GRAND RAPIDS, Mich. — There are not enough nurses to take care of patients in West Michigan. A recent report finds that one third of registered nurses are considering another career, and many have left the field since the start of the pandemic.
To fight the nurse labor shortage, Pine Rest Christian Mental Health Services is partnering with four colleges in West Michigan to invest in the future, through the Pine Rest Academy for Nursing Students. The psychiatric care facility is hoping to get more students through nursing programs and into the field by helping out with tuition.
“We have 40 open nursing positions right now,” Chief Operating Officer Bob Nykamp says. “And so until we can really meet the community need for nursing, I think access is going to continue to be a concern.”
Through the Pine Rest Academy, nursing students can apply to receive $10,000 per semester, or $40,000 total for their tuition at Grand Valley State University, Cornerstone University, Calvin University or Montcalm Community College. Those applying need to already be accepted into one of these schools and can be a new or existing student.
As part of the program, students will work part-time at Pine Rest while going to school then full-time there for two years after graduation.
“We really wanted to get to the source of the problem, which is there are just not enough nurses,” Nykamp says.

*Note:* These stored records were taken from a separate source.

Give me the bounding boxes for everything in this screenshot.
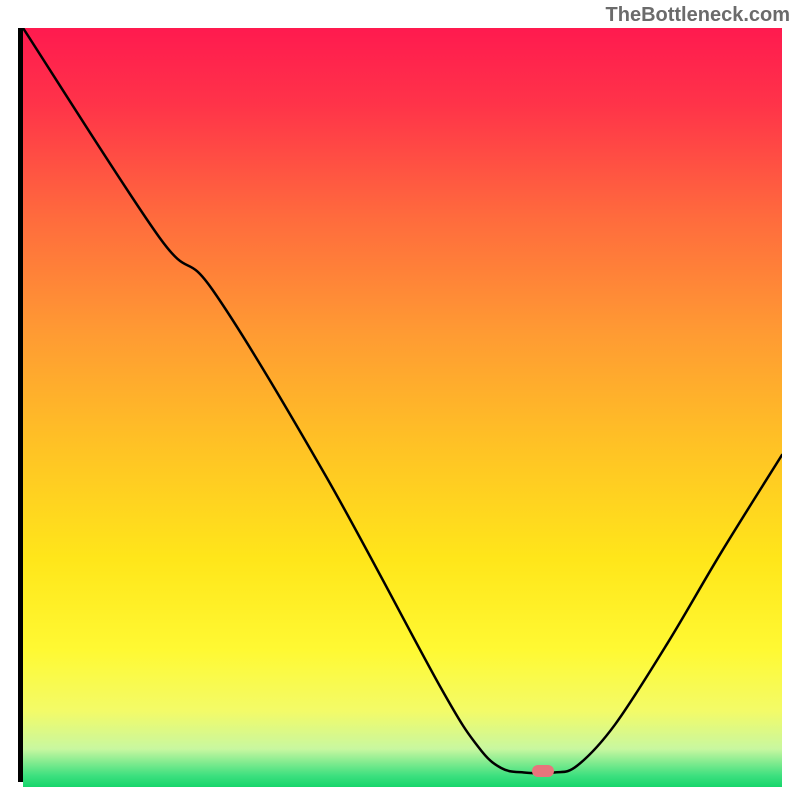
plot-area (18, 28, 782, 782)
watermark-text: TheBottleneck.com (606, 4, 790, 27)
bottleneck-curve (23, 28, 782, 777)
chart-container: TheBottleneck.com (0, 0, 800, 800)
optimum-marker (532, 765, 554, 777)
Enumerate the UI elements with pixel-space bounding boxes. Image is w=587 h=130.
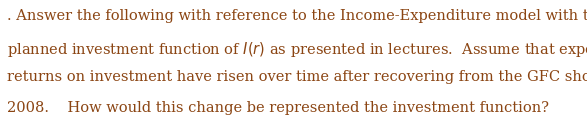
Text: . Answer the following with reference to the Income-Expenditure model with the: . Answer the following with reference to… [7, 9, 587, 23]
Text: returns on investment have risen over time after recovering from the GFC shock i: returns on investment have risen over ti… [7, 70, 587, 84]
Text: planned investment function of $I(r)$ as presented in lectures.  Assume that exp: planned investment function of $I(r)$ as… [7, 40, 587, 59]
Text: 2008.    How would this change be represented the investment function?: 2008. How would this change be represent… [7, 101, 549, 115]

At Calvin University, at least six undergraduate students per year can be eligible. The School of Health’s Dean, Dr. Adejoke Ayoola, says the nurse labor shortage is a combination of retiring nurses from the baby boomer generation, plus burnout over the last three years.

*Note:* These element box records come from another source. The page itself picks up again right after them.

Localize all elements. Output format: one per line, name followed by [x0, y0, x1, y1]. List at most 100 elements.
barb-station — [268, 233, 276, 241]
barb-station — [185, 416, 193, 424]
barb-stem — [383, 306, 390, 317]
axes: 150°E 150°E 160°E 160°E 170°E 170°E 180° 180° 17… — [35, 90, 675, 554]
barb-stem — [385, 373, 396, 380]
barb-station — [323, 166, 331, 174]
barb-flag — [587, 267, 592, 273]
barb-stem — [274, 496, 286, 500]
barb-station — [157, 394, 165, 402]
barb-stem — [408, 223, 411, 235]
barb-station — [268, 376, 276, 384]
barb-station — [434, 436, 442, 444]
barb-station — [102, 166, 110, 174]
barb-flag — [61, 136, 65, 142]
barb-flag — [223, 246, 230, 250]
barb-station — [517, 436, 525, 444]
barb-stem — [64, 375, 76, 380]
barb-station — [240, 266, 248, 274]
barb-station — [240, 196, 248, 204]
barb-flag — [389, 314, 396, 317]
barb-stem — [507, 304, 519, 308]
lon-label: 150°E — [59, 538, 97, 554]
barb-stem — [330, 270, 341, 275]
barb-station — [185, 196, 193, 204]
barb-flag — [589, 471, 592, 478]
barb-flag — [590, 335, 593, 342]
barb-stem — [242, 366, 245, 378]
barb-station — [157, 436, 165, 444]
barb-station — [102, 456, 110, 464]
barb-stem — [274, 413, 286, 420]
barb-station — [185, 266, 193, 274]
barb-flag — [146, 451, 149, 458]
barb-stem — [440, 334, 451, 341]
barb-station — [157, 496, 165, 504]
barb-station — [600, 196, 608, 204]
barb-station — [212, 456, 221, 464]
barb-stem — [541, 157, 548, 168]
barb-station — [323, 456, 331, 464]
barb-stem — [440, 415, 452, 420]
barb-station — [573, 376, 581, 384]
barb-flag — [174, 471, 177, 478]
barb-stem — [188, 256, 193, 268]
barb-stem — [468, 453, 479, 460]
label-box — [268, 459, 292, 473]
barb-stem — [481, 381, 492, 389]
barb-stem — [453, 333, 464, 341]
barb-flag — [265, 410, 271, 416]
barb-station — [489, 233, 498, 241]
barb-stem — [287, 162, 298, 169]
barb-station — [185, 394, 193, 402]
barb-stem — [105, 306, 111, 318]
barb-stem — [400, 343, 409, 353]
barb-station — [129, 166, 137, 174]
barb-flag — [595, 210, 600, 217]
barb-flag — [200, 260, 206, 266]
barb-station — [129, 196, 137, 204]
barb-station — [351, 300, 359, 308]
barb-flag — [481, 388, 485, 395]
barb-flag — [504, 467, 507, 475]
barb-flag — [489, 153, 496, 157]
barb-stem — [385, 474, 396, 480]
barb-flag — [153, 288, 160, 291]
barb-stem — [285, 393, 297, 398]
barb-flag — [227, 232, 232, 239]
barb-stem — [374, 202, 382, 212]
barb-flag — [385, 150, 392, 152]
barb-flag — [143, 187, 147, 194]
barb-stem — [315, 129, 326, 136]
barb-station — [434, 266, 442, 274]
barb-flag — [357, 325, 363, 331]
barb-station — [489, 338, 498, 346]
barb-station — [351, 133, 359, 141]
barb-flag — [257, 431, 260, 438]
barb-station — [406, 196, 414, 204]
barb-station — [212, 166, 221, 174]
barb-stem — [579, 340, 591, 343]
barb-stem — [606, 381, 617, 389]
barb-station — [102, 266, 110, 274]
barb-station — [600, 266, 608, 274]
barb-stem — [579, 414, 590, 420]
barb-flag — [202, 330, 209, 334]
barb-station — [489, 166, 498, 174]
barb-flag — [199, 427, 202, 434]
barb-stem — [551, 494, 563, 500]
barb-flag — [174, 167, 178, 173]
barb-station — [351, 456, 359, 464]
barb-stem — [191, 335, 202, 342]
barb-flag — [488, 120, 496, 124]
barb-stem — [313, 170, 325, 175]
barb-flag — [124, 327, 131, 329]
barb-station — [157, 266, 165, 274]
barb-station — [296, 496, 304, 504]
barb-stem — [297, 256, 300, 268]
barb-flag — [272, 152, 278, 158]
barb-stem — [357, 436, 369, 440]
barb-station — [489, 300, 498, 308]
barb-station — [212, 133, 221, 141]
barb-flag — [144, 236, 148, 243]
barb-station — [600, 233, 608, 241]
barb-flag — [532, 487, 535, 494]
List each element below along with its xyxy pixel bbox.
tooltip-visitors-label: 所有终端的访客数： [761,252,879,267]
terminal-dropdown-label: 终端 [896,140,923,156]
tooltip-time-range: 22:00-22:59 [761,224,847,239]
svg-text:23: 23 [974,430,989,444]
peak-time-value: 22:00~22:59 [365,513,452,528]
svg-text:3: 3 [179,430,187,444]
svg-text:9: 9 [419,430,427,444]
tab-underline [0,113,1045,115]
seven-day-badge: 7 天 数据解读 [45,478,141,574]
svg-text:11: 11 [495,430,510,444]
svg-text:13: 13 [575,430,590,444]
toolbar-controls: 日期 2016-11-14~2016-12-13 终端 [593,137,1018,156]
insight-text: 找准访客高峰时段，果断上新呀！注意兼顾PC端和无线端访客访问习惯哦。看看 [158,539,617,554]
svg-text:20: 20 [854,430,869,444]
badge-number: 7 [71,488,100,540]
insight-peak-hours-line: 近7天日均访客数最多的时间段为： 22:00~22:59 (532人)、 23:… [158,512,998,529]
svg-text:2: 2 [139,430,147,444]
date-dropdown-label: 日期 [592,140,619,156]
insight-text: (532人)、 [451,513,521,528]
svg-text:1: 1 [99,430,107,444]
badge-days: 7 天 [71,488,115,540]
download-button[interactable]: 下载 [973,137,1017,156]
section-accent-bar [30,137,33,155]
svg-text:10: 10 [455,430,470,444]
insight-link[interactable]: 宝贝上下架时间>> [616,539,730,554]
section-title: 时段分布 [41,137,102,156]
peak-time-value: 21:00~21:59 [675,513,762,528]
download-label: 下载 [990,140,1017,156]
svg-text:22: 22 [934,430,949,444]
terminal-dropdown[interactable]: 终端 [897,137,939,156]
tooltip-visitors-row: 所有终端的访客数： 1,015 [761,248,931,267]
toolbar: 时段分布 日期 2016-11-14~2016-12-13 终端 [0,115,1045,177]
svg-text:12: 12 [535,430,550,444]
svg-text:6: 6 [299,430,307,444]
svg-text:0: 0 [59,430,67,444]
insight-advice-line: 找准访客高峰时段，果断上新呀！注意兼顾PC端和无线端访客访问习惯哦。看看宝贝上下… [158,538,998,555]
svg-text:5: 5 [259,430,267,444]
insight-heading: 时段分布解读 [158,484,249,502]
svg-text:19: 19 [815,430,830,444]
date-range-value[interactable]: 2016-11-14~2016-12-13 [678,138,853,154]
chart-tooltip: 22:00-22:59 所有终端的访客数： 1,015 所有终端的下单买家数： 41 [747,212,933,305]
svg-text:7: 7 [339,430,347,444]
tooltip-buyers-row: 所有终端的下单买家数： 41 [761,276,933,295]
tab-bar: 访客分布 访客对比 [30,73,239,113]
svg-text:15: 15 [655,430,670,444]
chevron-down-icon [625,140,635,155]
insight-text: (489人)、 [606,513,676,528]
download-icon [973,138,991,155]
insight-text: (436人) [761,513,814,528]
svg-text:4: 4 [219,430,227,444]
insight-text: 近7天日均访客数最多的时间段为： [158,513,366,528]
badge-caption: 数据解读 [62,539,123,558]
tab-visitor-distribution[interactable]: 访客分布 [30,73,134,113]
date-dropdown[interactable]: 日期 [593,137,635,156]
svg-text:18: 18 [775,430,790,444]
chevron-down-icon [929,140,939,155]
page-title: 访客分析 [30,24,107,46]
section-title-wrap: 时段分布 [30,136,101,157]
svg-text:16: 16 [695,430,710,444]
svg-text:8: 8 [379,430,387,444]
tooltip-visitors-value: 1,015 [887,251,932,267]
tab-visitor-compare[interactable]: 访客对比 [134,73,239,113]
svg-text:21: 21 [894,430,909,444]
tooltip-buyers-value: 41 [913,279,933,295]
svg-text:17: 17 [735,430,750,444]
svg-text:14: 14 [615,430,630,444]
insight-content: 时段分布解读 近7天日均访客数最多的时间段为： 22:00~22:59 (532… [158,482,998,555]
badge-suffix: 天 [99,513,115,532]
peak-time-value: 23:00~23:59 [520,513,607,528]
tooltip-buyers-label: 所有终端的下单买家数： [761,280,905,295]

“We’ve seen that some nurses, they are leaving the profession, they are switching or taking a break, because the pandemic requires them to work a lot, even work extra hours, just to meet clients’ needs,” she says.
At GVSU, 36 students over the next three years can be part of this program. Those who are eligible are from the university’s second-degree program, which can face additional financial barriers.

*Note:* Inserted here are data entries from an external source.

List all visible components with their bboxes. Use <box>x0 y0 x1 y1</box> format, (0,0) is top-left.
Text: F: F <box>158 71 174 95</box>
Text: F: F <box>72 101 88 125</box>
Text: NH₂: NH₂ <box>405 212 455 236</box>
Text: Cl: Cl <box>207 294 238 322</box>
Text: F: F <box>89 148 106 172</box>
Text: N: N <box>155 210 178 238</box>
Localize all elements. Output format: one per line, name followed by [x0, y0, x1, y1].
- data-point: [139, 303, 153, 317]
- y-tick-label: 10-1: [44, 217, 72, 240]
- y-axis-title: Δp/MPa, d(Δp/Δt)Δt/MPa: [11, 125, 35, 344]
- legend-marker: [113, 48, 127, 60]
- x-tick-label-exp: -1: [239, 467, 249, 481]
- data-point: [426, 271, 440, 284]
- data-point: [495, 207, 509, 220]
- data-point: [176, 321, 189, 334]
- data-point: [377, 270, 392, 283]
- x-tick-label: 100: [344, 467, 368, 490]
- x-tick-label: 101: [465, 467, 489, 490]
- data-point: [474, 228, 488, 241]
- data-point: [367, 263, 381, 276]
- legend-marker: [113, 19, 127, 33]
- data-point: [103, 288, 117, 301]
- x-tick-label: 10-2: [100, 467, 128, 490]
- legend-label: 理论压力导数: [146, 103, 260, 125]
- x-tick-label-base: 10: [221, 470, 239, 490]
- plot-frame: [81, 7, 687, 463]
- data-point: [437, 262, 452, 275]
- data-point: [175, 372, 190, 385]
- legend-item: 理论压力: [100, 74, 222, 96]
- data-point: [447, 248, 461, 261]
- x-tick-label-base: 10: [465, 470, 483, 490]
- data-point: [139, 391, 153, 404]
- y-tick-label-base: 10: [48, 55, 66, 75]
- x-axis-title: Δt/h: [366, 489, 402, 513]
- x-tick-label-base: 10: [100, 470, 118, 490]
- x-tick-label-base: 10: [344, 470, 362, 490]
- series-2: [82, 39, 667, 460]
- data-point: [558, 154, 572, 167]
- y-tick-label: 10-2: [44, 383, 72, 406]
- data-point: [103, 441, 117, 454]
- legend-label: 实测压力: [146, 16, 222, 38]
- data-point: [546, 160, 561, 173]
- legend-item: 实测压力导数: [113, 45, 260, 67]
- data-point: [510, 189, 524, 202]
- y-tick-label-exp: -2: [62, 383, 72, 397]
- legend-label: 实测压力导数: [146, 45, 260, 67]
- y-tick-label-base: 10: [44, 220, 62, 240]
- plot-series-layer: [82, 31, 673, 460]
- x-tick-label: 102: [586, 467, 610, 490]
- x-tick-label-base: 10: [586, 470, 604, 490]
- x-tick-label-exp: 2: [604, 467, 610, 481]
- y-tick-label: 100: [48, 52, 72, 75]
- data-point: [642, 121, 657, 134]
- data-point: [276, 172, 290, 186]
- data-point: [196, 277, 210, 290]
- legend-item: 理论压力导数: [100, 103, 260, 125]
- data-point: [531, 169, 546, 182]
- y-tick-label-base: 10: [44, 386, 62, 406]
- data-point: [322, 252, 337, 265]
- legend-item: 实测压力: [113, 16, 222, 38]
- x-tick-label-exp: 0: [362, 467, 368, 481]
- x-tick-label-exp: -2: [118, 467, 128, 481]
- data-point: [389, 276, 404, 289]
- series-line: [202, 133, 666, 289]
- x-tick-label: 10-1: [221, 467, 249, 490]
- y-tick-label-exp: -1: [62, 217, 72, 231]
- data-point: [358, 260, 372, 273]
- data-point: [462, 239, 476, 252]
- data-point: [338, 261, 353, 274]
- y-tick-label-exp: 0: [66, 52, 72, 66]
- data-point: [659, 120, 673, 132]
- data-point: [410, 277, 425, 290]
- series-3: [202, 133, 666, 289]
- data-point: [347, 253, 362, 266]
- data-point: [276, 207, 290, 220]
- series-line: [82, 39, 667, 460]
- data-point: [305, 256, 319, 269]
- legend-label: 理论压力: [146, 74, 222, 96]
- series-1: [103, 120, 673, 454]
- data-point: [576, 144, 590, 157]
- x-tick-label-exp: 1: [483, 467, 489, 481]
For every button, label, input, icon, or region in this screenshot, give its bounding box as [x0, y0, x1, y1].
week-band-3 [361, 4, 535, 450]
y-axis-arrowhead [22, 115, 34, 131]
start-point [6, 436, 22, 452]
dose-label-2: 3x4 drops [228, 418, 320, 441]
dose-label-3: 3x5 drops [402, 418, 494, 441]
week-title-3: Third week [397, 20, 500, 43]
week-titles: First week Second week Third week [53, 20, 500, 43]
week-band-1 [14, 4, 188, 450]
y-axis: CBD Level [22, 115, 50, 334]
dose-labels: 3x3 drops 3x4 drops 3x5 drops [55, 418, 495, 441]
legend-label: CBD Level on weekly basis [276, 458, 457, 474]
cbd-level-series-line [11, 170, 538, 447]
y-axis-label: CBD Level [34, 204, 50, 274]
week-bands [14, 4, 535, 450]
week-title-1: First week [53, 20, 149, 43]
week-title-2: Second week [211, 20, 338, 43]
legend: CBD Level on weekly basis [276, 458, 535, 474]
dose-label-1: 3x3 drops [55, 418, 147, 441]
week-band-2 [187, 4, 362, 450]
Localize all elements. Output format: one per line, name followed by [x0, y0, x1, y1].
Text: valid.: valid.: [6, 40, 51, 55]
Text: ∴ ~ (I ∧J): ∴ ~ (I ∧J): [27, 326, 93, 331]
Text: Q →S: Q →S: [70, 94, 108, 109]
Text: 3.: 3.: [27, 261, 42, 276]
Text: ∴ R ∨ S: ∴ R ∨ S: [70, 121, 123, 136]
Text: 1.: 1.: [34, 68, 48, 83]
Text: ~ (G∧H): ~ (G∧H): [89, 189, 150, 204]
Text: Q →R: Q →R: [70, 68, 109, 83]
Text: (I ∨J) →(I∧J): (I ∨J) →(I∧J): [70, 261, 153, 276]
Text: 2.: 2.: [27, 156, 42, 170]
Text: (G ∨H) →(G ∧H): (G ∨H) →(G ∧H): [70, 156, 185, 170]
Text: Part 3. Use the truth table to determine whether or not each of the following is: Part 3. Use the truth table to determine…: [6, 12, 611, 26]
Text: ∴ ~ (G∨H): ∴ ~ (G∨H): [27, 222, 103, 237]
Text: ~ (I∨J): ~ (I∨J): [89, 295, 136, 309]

“Those students that already have an existing degree often already carry student loan debt. And because they’re a little bit more mature than our traditional undergrad students, they often will have other financial responsibilities,” Dr. Lola Coke, acting dean of Kirkhof College of Nursing at GVSU, says.
For Cornerstone University, Dean of Undergraduate Education Jonathan Marko says this is a great opportunity for seniors.
“That stress of trying to locate a position, although they are rather plentiful in West Michigan, this is just an opportunity for them to really hit the ground running,” he says.
Pine Rest hopes to expand to additional schools in West Michigan.